Ed West Ed West

What’s the difference between German and Romanian immigrants?

Nigel Farage is in the papers again today – unbelievably! – this time with a full-page advert in the Telegraph responding to his remarks about Romanians on LBC radio.

Such was the universal media condemnation over his interview with James O’Brien that on Saturday even the Sun had an editorial on anti-Romanian racism. You couldn’t make it up.

Farage was stereotyping, and his tone of ‘you know what the difference is’ hit the wrong note, which lost him the argument over a fairly reasonable point; that is, the typical profile of a German migrant is very different to that of a Romanian migrant. For example, recent figures released showed that more than 600 Romanians and only 83 Germans were residing in UK jails, despite there being more German-born people here. On top of this a third of Romanians in Britain have been arrested, and Romanians do account for a large proportion of cash point crime in particular.

This is not to slight Romanian people. Germany is a very rich country, Romania a relatively poor one. The profile of the typical migrant from a rich to rich country is very different from one moving from a poor to rich one; the former migration attracts very highly-skilled, well-educated people, and the latter a great deal of adventurers and criminals as well as decent, hard-working people. German criminals tend to stay home, just as do British lags, except when they’ve done an armed blag and need to escape to the Costa del Sol. People in rich countries therefore have always been wary about migrants from poor countries in the way they wouldn’t from rich ones. Is that so complicated?

This comes down to the argument about whether ‘immigrants’ benefit the country. This is as meaningless as asking ‘are foreigners better at football than England?’ Put that to a football fan and he’d respond ‘which team? Brazil? San Marino? Scotland?’ If people talking about something as trivial as football ask such necessary questions, shouldn’t we be a bit more analytical about something important? Immigrants from the developed world generally benefit the economy, because the very highly-skilled disproportionately travel between rich countries (and British emigrants also benefit the countries they move to).

No immigrant group can therefore serve as a lesson about immigration generally. Mehdi Hasan was writing the other day about the founders of Tesco and Marks and Spencer and why that means we should embrace immigration today. But why? The success of Mr Cohen and Mr Marks tells us a great deal about the wisdom of letting their families come here, and it says something about the wisdom of letting in eastern European Jews in general, if Cohen and Marks were representative of a disproportionately successful group (which they were). It says literally nothing about the wisdom of allowing in, say, Somali migrants in the 1990s.

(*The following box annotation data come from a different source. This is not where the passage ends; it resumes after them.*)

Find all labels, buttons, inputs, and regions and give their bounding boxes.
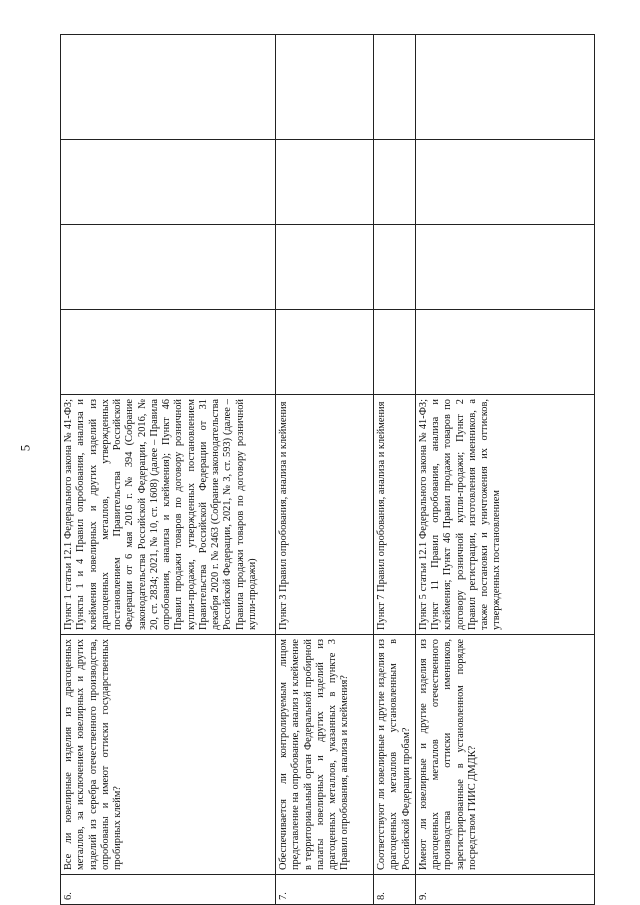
legal-basis: Пункт 7 Правил опробования, анализа и клеймения (374, 395, 416, 635)
legal-basis: Пункт 5 статьи 12.1 Федерального закона № 41-ФЗ; Пункт 11 Правил опробования, анализа и клеймения; Пункт 46 Правил продажи товаров по договору розничной купли-продажи; Пункт 2 Правил регистрации, изготовления именников, а также постановки и уничтожения их оттисков, утвержденных постановлением (415, 395, 594, 635)
checklist-table (60, 34, 595, 905)
table-row (61, 35, 276, 905)
requirement-question: Обеспечивается ли контролируемым лицом представление на опробование, анализ и клеймение в территориальный орган Федеральной пробирной палаты ювелирных и других изделий из драгоценных металлов, указанных в пункте 3 Правил опробования, анализа и клеймения? (276, 635, 374, 875)
answer-cell (374, 225, 416, 310)
answer-cell (415, 140, 594, 225)
table-row (374, 35, 416, 905)
legal-basis: Пункт 1 статьи 12.1 Федерального закона № 41-ФЗ; Пункты 1 и 4 Правил опробования, анализа и клеймения ювелирных и других изделий из драгоценных металлов, утвержденных постановлением Правительства Российской Федерации от 6 мая 2016 г. № 394 (Собрание законодательства Российской Федерации, 2016, № 20, ст. 2834; 2021, № 10, ст. 1608) (далее – Правила опробования, анализа и клеймения); Пункт 46 Правил продажи товаров по договору розничной купли-продажи, утвержденных постановлением Правительства Российской Федерации от 31 декабря 2020 г. № 2463 (Собрание законодательства Российской Федерации, 2021, № 3, ст. 593) (далее – Правила продажи товаров по договору розничной купли-продажи) (61, 395, 276, 635)
row-number: 6. (61, 875, 276, 905)
answer-cell (276, 225, 374, 310)
table-row (276, 35, 374, 905)
row-number: 7. (276, 875, 374, 905)
answer-cell (61, 310, 276, 395)
table-row (415, 35, 594, 905)
answer-cell (276, 310, 374, 395)
page-number: 5 (17, 444, 33, 452)
note-cell (415, 35, 594, 140)
note-cell (374, 35, 416, 140)
note-cell (61, 35, 276, 140)
answer-cell (61, 140, 276, 225)
requirement-question: Все ли ювелирные изделия из драгоценных металлов, за исключением ювелирных и других изделий из серебра отечественного производства, опробованы и имеют оттиски государственных пробирных клейм? (61, 635, 276, 875)
answer-cell (374, 140, 416, 225)
note-cell (276, 35, 374, 140)
answer-cell (276, 140, 374, 225)
answer-cell (374, 310, 416, 395)
answer-cell (61, 225, 276, 310)
row-number: 9. (415, 875, 594, 905)
requirement-question: Соответствуют ли ювелирные и другие изделия из драгоценных металлов установленным в Российской Федерации пробам? (374, 635, 416, 875)
answer-cell (415, 310, 594, 395)
legal-basis: Пункт 3 Правил опробования, анализа и клеймения (276, 395, 374, 635)
requirement-question: Имеют ли ювелирные и другие изделия из драгоценных металлов отечественного производства оттиски именников, зарегистрированные в установленном порядке посредством ГИИС ДМДК? (415, 635, 594, 875)
row-number: 8. (374, 875, 416, 905)
rotated-table-container (60, 35, 595, 905)
answer-cell (415, 225, 594, 310)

The term ‘immigrant’ is essentially meaningless in statistical terms unless we break down the figures, and this involves some degree of profiling. And although Farage was wrong to stereotype, almost everyone in practice does so in his or her private life. No one, however pure of heart, would move into an area where he was told a ‘large proportion of the population are foreign-born’ without checking out what exactly was meant by this. He might not say it, because of a mixture of social nous, politeness and hypocrisy, but his revealed preference would speak volumes (consider the obsessive degree to which many people will go to in order to get the right school for their kids).

And if he was lucky enough to be rich, then it would matter less because housing costs form as good a filter as the most stringent immigration controls on earth. So if you lived in Highgate, which is perhaps the most German area in Britain, and a Romanian moved into the £2m house next door, you could be reasonably sure that he’s not going to be the sort of person who turns up in all those lovely tabloid articles about ‘Romanians coming to steal from you’.

Such mild hypocrisy is necessary for people to rub along together, but politics sometimes involves discussing things honestly, even if it offends. Farage’s tone may have been all wrong, but the Dowager Lady moral outrage of his media critics is exactly the thing that breeds cynicism in the public.